I am trying to implement a method that would be given an array of the first k integer values of a sequence. Based on the given values, the method would detect if it is possible to generate the values of the sequence using linear recurrence with integer coefficients.

1. If it's not possible, an error would be given.
2. If it is possible, the method would return an array C of the integer coefficients required to generate the sequence, of size s <= k, with s smallest as possible.

For the Fibonacci sequence, given the input {0,1,1,2,3,5,13}, the method would return {1,1}.

For the Tribonacci sequence, given the input sequence of at least 3 values, the method would return {1,1,1}

For a known recurrence relation f(n) = f(n - 1) + f(n - 2) - 3 * f(n - 5) + 4 * f(n - 10), any input sequence of less than 10 values would return an error, but given a sequence of at least 10 consecutive values, the method would return {1,1,0,0,-3,0,0,0,0,4}, corresponding to the coefficients of the recurrence (zeroes in the i'th position of the array indicate that the f(n - i) value is not required).

Obviously the recurrence is not known in advance, it's just for simplicity I am giving examples with known recurrences. But the method would need to detect it by itself.

Can it even be done? Is there any known algorithm for this? I tried programming something in Java but really it's nothing more than a brute force, detecting ALL possible recurrences which isn't very helpful... I would love to see code samples of efficient attempts at this if it is possible or any points in the right direction.

EDIT

After some searching, I stumbled accros the "Berlekamp–Massey algorithm", which seems related to this topic.

Answer 1

Given a particular s, you get a linear equation (with s unknowns) for each element of the sequence after the first s.

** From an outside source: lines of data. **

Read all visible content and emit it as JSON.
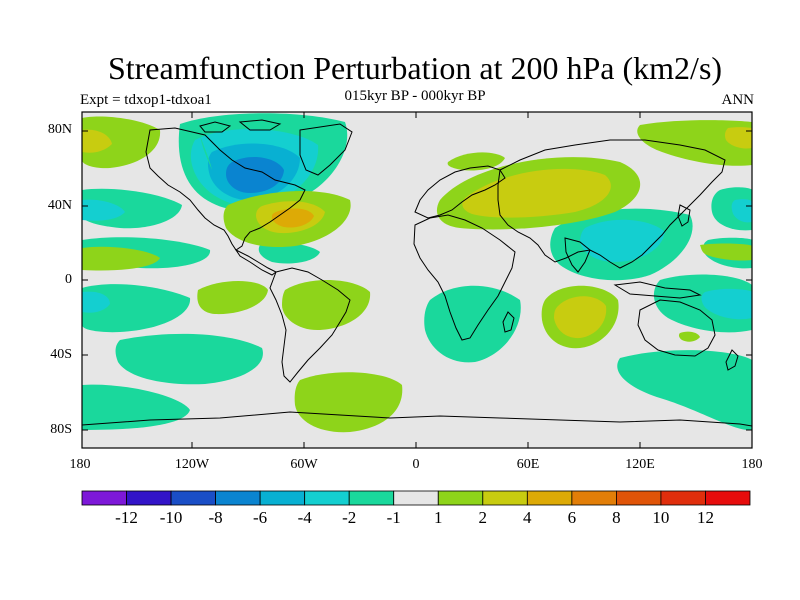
{
  "title": "Streamfunction Perturbation at 200 hPa (km2/s)",
  "left_label": "Expt = tdxop1-tdxoa1",
  "center_label": "015kyr BP - 000kyr BP",
  "right_label": "ANN",
  "y_axis_labels": [
    "80N",
    "40N",
    "0",
    "40S",
    "80S"
  ],
  "x_axis_labels": [
    "180",
    "120W",
    "60W",
    "0",
    "60E",
    "120E",
    "180"
  ],
  "colorbar": {
    "tick_labels": [
      "-12",
      "-10",
      "-8",
      "-6",
      "-4",
      "-2",
      "-1",
      "1",
      "2",
      "4",
      "6",
      "8",
      "10",
      "12"
    ],
    "colors": [
      "#7d18d8",
      "#3214c8",
      "#1a4ec6",
      "#0a84d0",
      "#08b0d2",
      "#14cfd0",
      "#1ad89c",
      "#e6e6e6",
      "#8ed41a",
      "#c8cc10",
      "#ddaa06",
      "#e27e08",
      "#e05408",
      "#e02e0c",
      "#e60c0c"
    ]
  },
  "map": {
    "projection": "cylindrical equidistant",
    "lon_range": [
      -180,
      180
    ],
    "lat_range": [
      -90,
      90
    ],
    "background_color": "#e6e6e6"
  }
}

For example, if s=2 and the sequence is 1, 1, 2, 3, 5, 8 then have unknowns a, b, and equations 1a + 1b = 2, 1a + 2b = 3, 2a + 3b = 5 and so on. You can try to solve these using any method for solving linear equations -- for example gaussian elimination. If s is small, then some of your equations need to be linear combinations of earlier ones, but gaussian elimination will find those for you. In this example, 2a+3b=5 is a linear combination of 1a+1b=2 and 1a+2b=3 (just add them up).

So you can try s=1, s=2, s=3 and so on, until you find a solution.